Некоторые из профессоров, и именно из старой гвардии, пошли по стопам Зелинского. Для всех было полной неожиданностью, что почтеннейший Димитрий Николаевич Анучин – старейший из профессоров, бывший декан, с достоинством ушедший в 1911 году в отставку, – отправился в Главпрофобр, не предупредив факультет и декана, чтобы получить лишнего ассистента. Вопрос об этом был поставлен (не мной) на заседании факультета, где я председательствовал, и вызвал бурные и неприятные для Анучина прения: настолько неприятные, что он встал и вышел вон. Я сейчас же попросил его вернуться и сказал: «Димитрий Николаевич, вам совершенно не следует обижаться. При вашем опыте, конечно, вы понимаете, в каком трудном положении находится факультет и насколько каждое проявление сепаратизма ухудшает наше положение, и ваше – тоже. Вы получите ассистента, но потеряете возможность пользоваться разумно и им и вашей лабораторией, и мы уже будем не в силах защитить вас». Он встал и весьма корректно признал мою правоту.[443]443
Ср. с воспоминаниями В. В. Стратонова: «Из стариков профессоров самой яркой фигурой был знаменитый географ, этнограф и антрополог Дмитрий Николаевич Анучин. В мое время он уже совсем одряхлел, научно работать не мог и жил больше на проценты от своей прежней славы. Ходил уже согбенный, совсем седой, но глаза его постоянно прищуривались в хитрую улыбку “россейского мужичка”. Умственные способности его поблекли, утратил он и достаточную чуткость к событиям, и этому надо приписать его заигрывание с представителями советской власти, что создало под конец его жизни неблагоприятное для него впечатление. Между прочим, он состоял в комитете по охране памятников старины, в котором председательствовала жена Троцкого, и в этом комитете к нему, как к определенной иконе, относились с любезным почетом.
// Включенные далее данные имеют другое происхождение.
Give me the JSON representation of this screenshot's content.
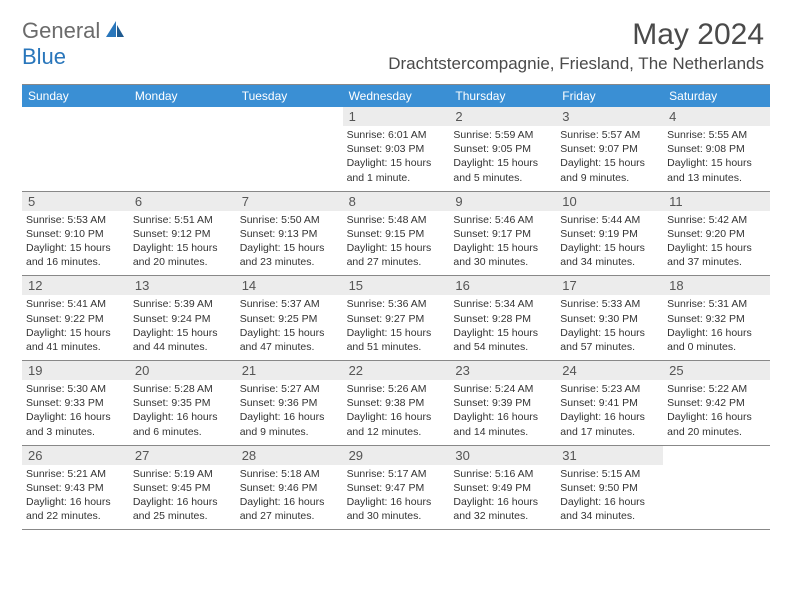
{
  "logo": {
    "general": "General",
    "blue": "Blue"
  },
  "title": "May 2024",
  "location": "Drachtstercompagnie, Friesland, The Netherlands",
  "colors": {
    "header_bg": "#3a8fd4",
    "header_text": "#ffffff",
    "daynum_bg": "#ececec",
    "border": "#888888",
    "logo_gray": "#6b6b6b",
    "logo_blue": "#2976bb"
  },
  "day_headers": [
    "Sunday",
    "Monday",
    "Tuesday",
    "Wednesday",
    "Thursday",
    "Friday",
    "Saturday"
  ],
  "weeks": [
    [
      {
        "n": "",
        "sr": "",
        "ss": "",
        "dl": ""
      },
      {
        "n": "",
        "sr": "",
        "ss": "",
        "dl": ""
      },
      {
        "n": "",
        "sr": "",
        "ss": "",
        "dl": ""
      },
      {
        "n": "1",
        "sr": "Sunrise: 6:01 AM",
        "ss": "Sunset: 9:03 PM",
        "dl": "Daylight: 15 hours and 1 minute."
      },
      {
        "n": "2",
        "sr": "Sunrise: 5:59 AM",
        "ss": "Sunset: 9:05 PM",
        "dl": "Daylight: 15 hours and 5 minutes."
      },
      {
        "n": "3",
        "sr": "Sunrise: 5:57 AM",
        "ss": "Sunset: 9:07 PM",
        "dl": "Daylight: 15 hours and 9 minutes."
      },
      {
        "n": "4",
        "sr": "Sunrise: 5:55 AM",
        "ss": "Sunset: 9:08 PM",
        "dl": "Daylight: 15 hours and 13 minutes."
      }
    ],
    [
      {
        "n": "5",
        "sr": "Sunrise: 5:53 AM",
        "ss": "Sunset: 9:10 PM",
        "dl": "Daylight: 15 hours and 16 minutes."
      },
      {
        "n": "6",
        "sr": "Sunrise: 5:51 AM",
        "ss": "Sunset: 9:12 PM",
        "dl": "Daylight: 15 hours and 20 minutes."
      },
      {
        "n": "7",
        "sr": "Sunrise: 5:50 AM",
        "ss": "Sunset: 9:13 PM",
        "dl": "Daylight: 15 hours and 23 minutes."
      },
      {
        "n": "8",
        "sr": "Sunrise: 5:48 AM",
        "ss": "Sunset: 9:15 PM",
        "dl": "Daylight: 15 hours and 27 minutes."
      },
      {
        "n": "9",
        "sr": "Sunrise: 5:46 AM",
        "ss": "Sunset: 9:17 PM",
        "dl": "Daylight: 15 hours and 30 minutes."
      },
      {
        "n": "10",
        "sr": "Sunrise: 5:44 AM",
        "ss": "Sunset: 9:19 PM",
        "dl": "Daylight: 15 hours and 34 minutes."
      },
      {
        "n": "11",
        "sr": "Sunrise: 5:42 AM",
        "ss": "Sunset: 9:20 PM",
        "dl": "Daylight: 15 hours and 37 minutes."
      }
    ],
    [
      {
        "n": "12",
        "sr": "Sunrise: 5:41 AM",
        "ss": "Sunset: 9:22 PM",
        "dl": "Daylight: 15 hours and 41 minutes."
      },
      {
        "n": "13",
        "sr": "Sunrise: 5:39 AM",
        "ss": "Sunset: 9:24 PM",
        "dl": "Daylight: 15 hours and 44 minutes."
      },
      {
        "n": "14",
        "sr": "Sunrise: 5:37 AM",
        "ss": "Sunset: 9:25 PM",
        "dl": "Daylight: 15 hours and 47 minutes."
      },
      {
        "n": "15",
        "sr": "Sunrise: 5:36 AM",
        "ss": "Sunset: 9:27 PM",
        "dl": "Daylight: 15 hours and 51 minutes."
      },
      {
        "n": "16",
        "sr": "Sunrise: 5:34 AM",
        "ss": "Sunset: 9:28 PM",
        "dl": "Daylight: 15 hours and 54 minutes."
      },
      {
        "n": "17",
        "sr": "Sunrise: 5:33 AM",
        "ss": "Sunset: 9:30 PM",
        "dl": "Daylight: 15 hours and 57 minutes."
      },
      {
        "n": "18",
        "sr": "Sunrise: 5:31 AM",
        "ss": "Sunset: 9:32 PM",
        "dl": "Daylight: 16 hours and 0 minutes."
      }
    ],
    [
      {
        "n": "19",
        "sr": "Sunrise: 5:30 AM",
        "ss": "Sunset: 9:33 PM",
        "dl": "Daylight: 16 hours and 3 minutes."
      },
      {
        "n": "20",
        "sr": "Sunrise: 5:28 AM",
        "ss": "Sunset: 9:35 PM",
        "dl": "Daylight: 16 hours and 6 minutes."
      },
      {
        "n": "21",
        "sr": "Sunrise: 5:27 AM",
        "ss": "Sunset: 9:36 PM",
        "dl": "Daylight: 16 hours and 9 minutes."
      },
      {
        "n": "22",
        "sr": "Sunrise: 5:26 AM",
        "ss": "Sunset: 9:38 PM",
        "dl": "Daylight: 16 hours and 12 minutes."
      },
      {
        "n": "23",
        "sr": "Sunrise: 5:24 AM",
        "ss": "Sunset: 9:39 PM",
        "dl": "Daylight: 16 hours and 14 minutes."
      },
      {
        "n": "24",
        "sr": "Sunrise: 5:23 AM",
        "ss": "Sunset: 9:41 PM",
        "dl": "Daylight: 16 hours and 17 minutes."
      },
      {
        "n": "25",
        "sr": "Sunrise: 5:22 AM",
        "ss": "Sunset: 9:42 PM",
        "dl": "Daylight: 16 hours and 20 minutes."
      }
    ],
    [
      {
        "n": "26",
        "sr": "Sunrise: 5:21 AM",
        "ss": "Sunset: 9:43 PM",
        "dl": "Daylight: 16 hours and 22 minutes."
      },
      {
        "n": "27",
        "sr": "Sunrise: 5:19 AM",
        "ss": "Sunset: 9:45 PM",
        "dl": "Daylight: 16 hours and 25 minutes."
      },
      {
        "n": "28",
        "sr": "Sunrise: 5:18 AM",
        "ss": "Sunset: 9:46 PM",
        "dl": "Daylight: 16 hours and 27 minutes."
      },
      {
        "n": "29",
        "sr": "Sunrise: 5:17 AM",
        "ss": "Sunset: 9:47 PM",
        "dl": "Daylight: 16 hours and 30 minutes."
      },
      {
        "n": "30",
        "sr": "Sunrise: 5:16 AM",
        "ss": "Sunset: 9:49 PM",
        "dl": "Daylight: 16 hours and 32 minutes."
      },
      {
        "n": "31",
        "sr": "Sunrise: 5:15 AM",
        "ss": "Sunset: 9:50 PM",
        "dl": "Daylight: 16 hours and 34 minutes."
      },
      {
        "n": "",
        "sr": "",
        "ss": "",
        "dl": ""
      }
    ]
  ]
}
Профессора, его ученики, относились к Анучину с почтительной мягкостью и берегли своего “дедушку”. На факультетских же заседаниях дедушка любил, хитро сощурив глаза, поставить какой-нибудь, казавшийся ему заковыристым, вопрос и оглядываться вокруг, что, мол, из этого выйдет? Под конец у него вышла неприятная история с факультетом… Это он, минуя факультет, обратился непосредственно в Наркомпрос и выхлопотал назначение профессором Адлера [Бруно Фридриховича (1864–1942), заведовал кафедрой географии, этнографии и антропологии в Казанском университете]. Это произошло как раз в ту пору, когда факультет особенно горячо боролся за право самому пополнять свой состав, и такой поступок Анучина, даже при всем снисхождении к дедушке, вызвал возмущение.
Анучин, своим писклявым голосом, давал ребяческое объяснение:
– Я потому обратился в Главпрофобр, что факультет не может сам назначить профессора, а Наркомпрос может.
Тем не менее на ближайшем заседании факультета, на котором меня замещал Костицын, последний сделал Анучину выговор:
– Я хорошо сознаю, Дмитрий Николаевич, что я был еще мальчиком, когда вы уже обладали европейским научным именем. Тем не менее, в качестве председателя факультетского собрания, я должен вам высказать, что вы поступили против традиции и против интересов факультета.
Часть старой профессуры во главе с [профессором зоологии и сравнительной анатомии академиком] А. Н. Северцовым обиделась:
– Как можно делать замечание старейшему профессору факультета…
Но общественное мнение большинства поддержало Костицына, и некоторые поздравляли его с тем, что он имел мужество сделать замечание именно старейшему члену факультета. Д. Н. Анучин, однако, обиделся и целых полгода не ходил на заседания факультета» (Стратонов В. В. По волнам жизни. Л. 235).
[Закрыть]
Общеуниверситетский совет профессоров ректором не созывался, а в правление университета входил один из университетских сторожей, но не входили деканы факультетов. Поэтому деканы собирались частным образом, чтобы обсуждать общеуниверситетские дела. Медицинский факультет был представлен деканом – профессором хирургии Спижарным. В течение гимназического курса я постоянно слышал о нем отзывы преподавателя древних языков Мартина Мартиновича Крамарича: «Изучайте грамматику, как следует изучайте грамматику. Это – наилучшая гимнастика для ума. Никакие точные и естественные науки не могут с ней сравниться. Пользуйтесь временем, пока это доступно, а то кончите гимназию, попадете в университет, и вас не смогут там ничему путному научить. Вот вам пример: был у меня тут ученик Спижарный. Идиот идиотом, ни одного аориста не мог запомнить, в каждом классе по два года сидел. Наконец, эта дубина кончила, попала-таки в университет, и что бы вы думали, теперь он там – профессор. Хотел бы я знать, чему этот болван может учить».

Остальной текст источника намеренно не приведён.